Day-ahead on-peak LMPs surged similarly, averaging more than $1,500/MWh this February across the four major hubs, compared with this January's averages in the mid-$20s/MWh and averages less than $20/MWh in February 2020.
Biden impact on coalOne might expect coal retirements to accelerate under the Democratic administration of President Joe Biden, but the effect on coal retirements may be muted because of the existing economics of coal-fired generation.
Jeff Berman, Platts Analytics manager for climate and clean energy transition, said a recent federal court vacating of the former Trump administration's Affordable Clean Energy rule "gives the Biden administration a clean slate to use regulations as a way of addressing power sector CO2 emissions–which would have clear downside implications for coal-fired generation."
But Greenberg said, "Federal policy is just one of several factors influencing retirements with gas prices and state policy playing major roles" in coal plant retirements.
"The extension of renewable tax credits are a negative indicator for coal, but there is still potential for a rebound in gas prices to improve margins -- so probably not much change in retirements in the short run," Greenberg said.
The February winter storm brought unprecedented gas price spikes in the southern Great Plains, with the Houston Ship Channel spot gas price hitting $400/MMBtu on Feb. 17, and averaging $55.353/MMBtu for the month, according to Platts data. In February 2020, the average was $1.848/MMBtu.
Platts Analytics considers the February power and gas market disruption an anomaly brought on by a once-in-a-generation winter storm, but gas price strength might persist–albeit at more reasonable levels -- as the national economy recovers from the novel coronavirus pandemic. Gas prices it could also strengthen as an unintended consequence of efforts to reduce reliance on natural gas.

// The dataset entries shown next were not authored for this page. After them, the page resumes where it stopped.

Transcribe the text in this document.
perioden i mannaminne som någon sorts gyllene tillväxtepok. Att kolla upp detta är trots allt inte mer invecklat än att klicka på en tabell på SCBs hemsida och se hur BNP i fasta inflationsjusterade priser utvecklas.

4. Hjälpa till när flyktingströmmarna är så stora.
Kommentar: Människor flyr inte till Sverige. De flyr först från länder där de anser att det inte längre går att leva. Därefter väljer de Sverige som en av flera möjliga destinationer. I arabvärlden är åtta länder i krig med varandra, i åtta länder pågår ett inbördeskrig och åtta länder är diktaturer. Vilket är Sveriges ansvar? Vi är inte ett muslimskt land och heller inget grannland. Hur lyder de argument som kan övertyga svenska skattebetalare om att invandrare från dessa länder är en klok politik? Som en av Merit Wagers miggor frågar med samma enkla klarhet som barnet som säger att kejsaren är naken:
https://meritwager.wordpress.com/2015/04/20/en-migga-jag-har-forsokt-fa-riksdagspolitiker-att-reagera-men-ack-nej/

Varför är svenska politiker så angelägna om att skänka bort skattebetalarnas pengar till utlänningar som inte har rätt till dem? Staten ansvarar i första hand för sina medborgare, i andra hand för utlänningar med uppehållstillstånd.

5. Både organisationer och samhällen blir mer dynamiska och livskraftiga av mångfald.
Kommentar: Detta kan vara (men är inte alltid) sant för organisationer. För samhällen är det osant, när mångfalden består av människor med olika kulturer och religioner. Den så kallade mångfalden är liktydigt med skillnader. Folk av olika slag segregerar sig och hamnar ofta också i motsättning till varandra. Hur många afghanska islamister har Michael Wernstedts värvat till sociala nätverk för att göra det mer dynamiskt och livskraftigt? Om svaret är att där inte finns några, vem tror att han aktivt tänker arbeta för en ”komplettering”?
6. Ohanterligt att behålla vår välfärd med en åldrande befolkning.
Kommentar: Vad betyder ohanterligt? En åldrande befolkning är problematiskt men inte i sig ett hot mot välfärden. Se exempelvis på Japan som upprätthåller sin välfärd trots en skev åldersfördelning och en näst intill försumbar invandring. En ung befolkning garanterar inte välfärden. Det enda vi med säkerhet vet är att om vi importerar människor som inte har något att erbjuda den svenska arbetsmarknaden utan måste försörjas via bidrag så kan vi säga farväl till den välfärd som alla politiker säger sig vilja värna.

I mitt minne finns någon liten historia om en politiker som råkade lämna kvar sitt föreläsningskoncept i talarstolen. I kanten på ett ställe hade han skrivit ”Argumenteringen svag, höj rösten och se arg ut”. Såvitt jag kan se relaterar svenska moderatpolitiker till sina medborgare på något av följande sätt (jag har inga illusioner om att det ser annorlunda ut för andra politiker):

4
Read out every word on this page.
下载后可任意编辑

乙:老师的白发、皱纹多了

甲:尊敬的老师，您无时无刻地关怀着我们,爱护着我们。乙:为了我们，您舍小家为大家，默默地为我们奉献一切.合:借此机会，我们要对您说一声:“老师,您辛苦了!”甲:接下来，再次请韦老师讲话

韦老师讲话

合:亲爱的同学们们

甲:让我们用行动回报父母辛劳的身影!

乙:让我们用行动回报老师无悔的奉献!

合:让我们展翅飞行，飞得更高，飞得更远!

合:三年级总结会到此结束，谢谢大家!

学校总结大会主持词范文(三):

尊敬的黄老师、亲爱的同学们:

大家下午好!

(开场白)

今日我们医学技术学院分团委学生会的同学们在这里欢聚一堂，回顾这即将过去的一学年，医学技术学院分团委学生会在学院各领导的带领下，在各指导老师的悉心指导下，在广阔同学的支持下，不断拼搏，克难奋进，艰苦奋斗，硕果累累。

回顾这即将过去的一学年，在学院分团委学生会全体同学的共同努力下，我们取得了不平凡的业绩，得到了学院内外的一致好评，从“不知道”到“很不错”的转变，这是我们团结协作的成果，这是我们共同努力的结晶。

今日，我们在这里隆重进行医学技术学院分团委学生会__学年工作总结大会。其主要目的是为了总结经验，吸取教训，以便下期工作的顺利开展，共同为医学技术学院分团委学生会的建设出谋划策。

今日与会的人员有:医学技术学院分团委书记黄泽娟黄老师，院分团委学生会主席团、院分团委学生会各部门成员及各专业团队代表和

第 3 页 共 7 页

Houston Ship Channel spot gas averaged about $1.99/MMBtu in 2020, but Platts Analytics projects that price to average more than $3/MMBtu the remaining 10 months of 2021, declining slightly to less than $2.95/MMBtu in 2022, and to average around $2.80 for 2023-26.
Carl Larry, senior vice president of communications at Opus Resource Partners, a company that acquires, decommissions and redevelops coal plant sites, noted that large numbers of coal plants have been uneconomic "once natural gas became abundant."
"It is not anticipated that these trends will change unless the Biden administration invokes a ban on fracking," Larry said. "If this happens, natural gas prices could rise and make coal economic again."
But Eric Smith, Tulane Energy Institute associate director said he thinks coal retirements and conversion to burning gas "are likely to increase under a Biden administration, in large part because of his mandate to go green and the lack of any organized political opposition to coal retirements."